氷河とフィヨルドで知られるノルウェーは、東部の雄大な森林地帯、西部の険しい山岳地帯、北部のツンドラ地帯など地域によって自然の姿が大きく変わります。フィヨルドに縁どられた入り組んだ海岸線と氷河の残る山々のコントラストはすばらしく、手つかずの大自然が市街地のすぐそばに広がっているので、アウトドア体験には絶好の地と言えます。さらに、北ノルウェーには先住民であるサーメ人の文化が色濃く残っており、フィンランドからの移民によるクバーネ文化、バレンツ海経由でのロシアとの交流から生まれたポモール文化など、多様な文化が入り混じったところでもあります。

 ロムサトレッキングは、北極圏の自然に触れ、地元の文化を体験するための旅のお手伝いをしております。ツアーガイド・宿泊手配などは行っておりませんが、ご要望に応じた旅の企画、現地情報の提供・アドバイスを行っております。

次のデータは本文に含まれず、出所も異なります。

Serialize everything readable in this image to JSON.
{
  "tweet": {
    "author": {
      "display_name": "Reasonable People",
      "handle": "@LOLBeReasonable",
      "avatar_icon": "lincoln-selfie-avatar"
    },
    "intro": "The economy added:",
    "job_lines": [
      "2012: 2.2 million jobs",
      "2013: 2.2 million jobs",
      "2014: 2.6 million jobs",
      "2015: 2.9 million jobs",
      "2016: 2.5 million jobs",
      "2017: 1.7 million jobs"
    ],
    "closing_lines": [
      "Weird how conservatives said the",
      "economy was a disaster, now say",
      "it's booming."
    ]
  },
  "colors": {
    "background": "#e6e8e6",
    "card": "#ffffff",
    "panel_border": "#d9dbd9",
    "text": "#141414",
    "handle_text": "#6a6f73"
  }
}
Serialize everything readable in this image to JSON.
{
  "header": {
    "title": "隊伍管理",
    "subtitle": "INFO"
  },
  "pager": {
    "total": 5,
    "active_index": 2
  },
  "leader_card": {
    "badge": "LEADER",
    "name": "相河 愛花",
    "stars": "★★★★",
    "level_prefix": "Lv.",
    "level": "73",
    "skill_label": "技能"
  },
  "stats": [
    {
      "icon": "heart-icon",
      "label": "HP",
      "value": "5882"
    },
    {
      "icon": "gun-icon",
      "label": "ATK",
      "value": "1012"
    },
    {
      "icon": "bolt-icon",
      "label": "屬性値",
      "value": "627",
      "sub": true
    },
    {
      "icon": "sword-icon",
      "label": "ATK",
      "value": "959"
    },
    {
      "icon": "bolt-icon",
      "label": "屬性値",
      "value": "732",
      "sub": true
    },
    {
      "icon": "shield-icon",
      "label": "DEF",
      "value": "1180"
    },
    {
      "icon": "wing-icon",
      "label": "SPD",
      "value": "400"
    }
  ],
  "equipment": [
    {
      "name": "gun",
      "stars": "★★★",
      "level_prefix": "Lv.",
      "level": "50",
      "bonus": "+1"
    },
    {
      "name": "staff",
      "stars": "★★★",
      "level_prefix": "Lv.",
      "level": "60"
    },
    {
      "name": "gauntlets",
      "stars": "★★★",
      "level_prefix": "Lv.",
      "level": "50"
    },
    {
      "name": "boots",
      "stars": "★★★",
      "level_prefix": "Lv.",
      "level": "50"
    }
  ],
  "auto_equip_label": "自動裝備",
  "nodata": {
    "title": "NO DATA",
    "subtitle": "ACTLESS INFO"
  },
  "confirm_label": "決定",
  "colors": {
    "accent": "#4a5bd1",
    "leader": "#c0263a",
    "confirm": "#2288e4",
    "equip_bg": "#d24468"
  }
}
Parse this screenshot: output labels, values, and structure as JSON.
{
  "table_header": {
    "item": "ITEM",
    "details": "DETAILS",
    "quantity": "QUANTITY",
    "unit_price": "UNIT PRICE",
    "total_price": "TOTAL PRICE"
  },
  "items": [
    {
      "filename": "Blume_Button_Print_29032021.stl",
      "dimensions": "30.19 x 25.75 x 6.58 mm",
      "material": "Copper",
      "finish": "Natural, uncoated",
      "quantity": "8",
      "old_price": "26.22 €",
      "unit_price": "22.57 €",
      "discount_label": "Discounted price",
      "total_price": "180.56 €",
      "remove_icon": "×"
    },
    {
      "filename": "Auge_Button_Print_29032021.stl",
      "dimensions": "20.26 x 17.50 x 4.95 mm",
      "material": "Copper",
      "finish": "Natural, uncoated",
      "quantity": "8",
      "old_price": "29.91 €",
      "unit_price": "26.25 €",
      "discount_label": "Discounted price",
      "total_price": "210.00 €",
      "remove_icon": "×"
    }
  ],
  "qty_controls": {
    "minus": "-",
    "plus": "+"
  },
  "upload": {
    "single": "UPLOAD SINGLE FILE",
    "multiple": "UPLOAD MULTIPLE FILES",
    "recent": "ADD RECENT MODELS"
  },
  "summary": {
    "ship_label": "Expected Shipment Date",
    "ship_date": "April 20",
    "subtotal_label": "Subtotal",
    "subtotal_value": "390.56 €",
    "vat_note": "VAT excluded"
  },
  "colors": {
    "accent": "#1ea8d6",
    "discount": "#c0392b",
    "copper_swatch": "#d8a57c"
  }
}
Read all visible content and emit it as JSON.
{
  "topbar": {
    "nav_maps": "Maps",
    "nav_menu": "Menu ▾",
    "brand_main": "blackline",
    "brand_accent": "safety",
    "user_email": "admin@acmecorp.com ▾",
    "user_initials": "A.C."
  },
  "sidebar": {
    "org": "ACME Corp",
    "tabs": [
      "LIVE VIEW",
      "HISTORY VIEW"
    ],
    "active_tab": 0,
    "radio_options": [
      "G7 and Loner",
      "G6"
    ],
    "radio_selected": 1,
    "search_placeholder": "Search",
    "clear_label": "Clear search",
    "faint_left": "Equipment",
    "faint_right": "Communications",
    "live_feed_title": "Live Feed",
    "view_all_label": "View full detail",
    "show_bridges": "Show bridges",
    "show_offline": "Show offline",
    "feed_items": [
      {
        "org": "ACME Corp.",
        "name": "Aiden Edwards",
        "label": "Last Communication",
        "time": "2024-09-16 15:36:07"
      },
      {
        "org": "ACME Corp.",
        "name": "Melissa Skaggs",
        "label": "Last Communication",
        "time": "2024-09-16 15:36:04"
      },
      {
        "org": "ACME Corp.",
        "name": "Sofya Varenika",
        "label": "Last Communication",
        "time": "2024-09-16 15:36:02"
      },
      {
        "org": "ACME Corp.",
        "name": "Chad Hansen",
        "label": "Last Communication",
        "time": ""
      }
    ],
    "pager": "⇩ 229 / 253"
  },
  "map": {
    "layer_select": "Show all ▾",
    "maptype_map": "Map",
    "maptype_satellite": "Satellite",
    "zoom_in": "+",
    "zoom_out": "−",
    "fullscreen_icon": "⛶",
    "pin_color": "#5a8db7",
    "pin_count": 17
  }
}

 北極圏ノルウェーでは、森林限界 が約400mと低く、日本の高山に匹敵する動植物が人家の庭先や浜辺で見ることができ、軽い散歩で高山の雰囲気を楽しむことができます。登山やスキーの経験がなくても、スノーシューを履いてオーロラを眺めながら冬の森を歩いたり、真夜中の太陽を浴びながら市街地近くの林や丘陵を散策したりなど、北極圏の自然に直に触れその魅力を満喫することができます。サーメ人によって放し飼いにされているトナカイは、柵の中で餌を与えられているわけではなく、野生のように野山を自由に歩き回っています。ときには、車道に出てきて交通渋滞の原因になることもありますが、車窓からトナカイを間近で見られる機会でもあります。

バイキング時代と同様な方法で作られる干鱈
バイキング時代と同様な方法で作られる干鱈

 ノルウェーは千年以上の歴史を持つ、ロフォーテン諸島の鱈漁によって国家を築いた漁業立国です。近年、徹底した管理漁業で水産業を持続可能な産業として発展させました。石油産業の台頭により、水産業による国家収入の割合は大きく減少しましたが、北ノルウェーにとっては水産業はいまだに重要な産業であり、漁場に影響を与える油田開発の是非は大きな社会議論に発展しています。ロフォーテン諸島をはじめ、北ノルウェーの海岸線では、合理化された漁労体制のもと、伝統的な漁労風景が見られ、中世の漁村文化の面影をいまだに垣間見ることができます。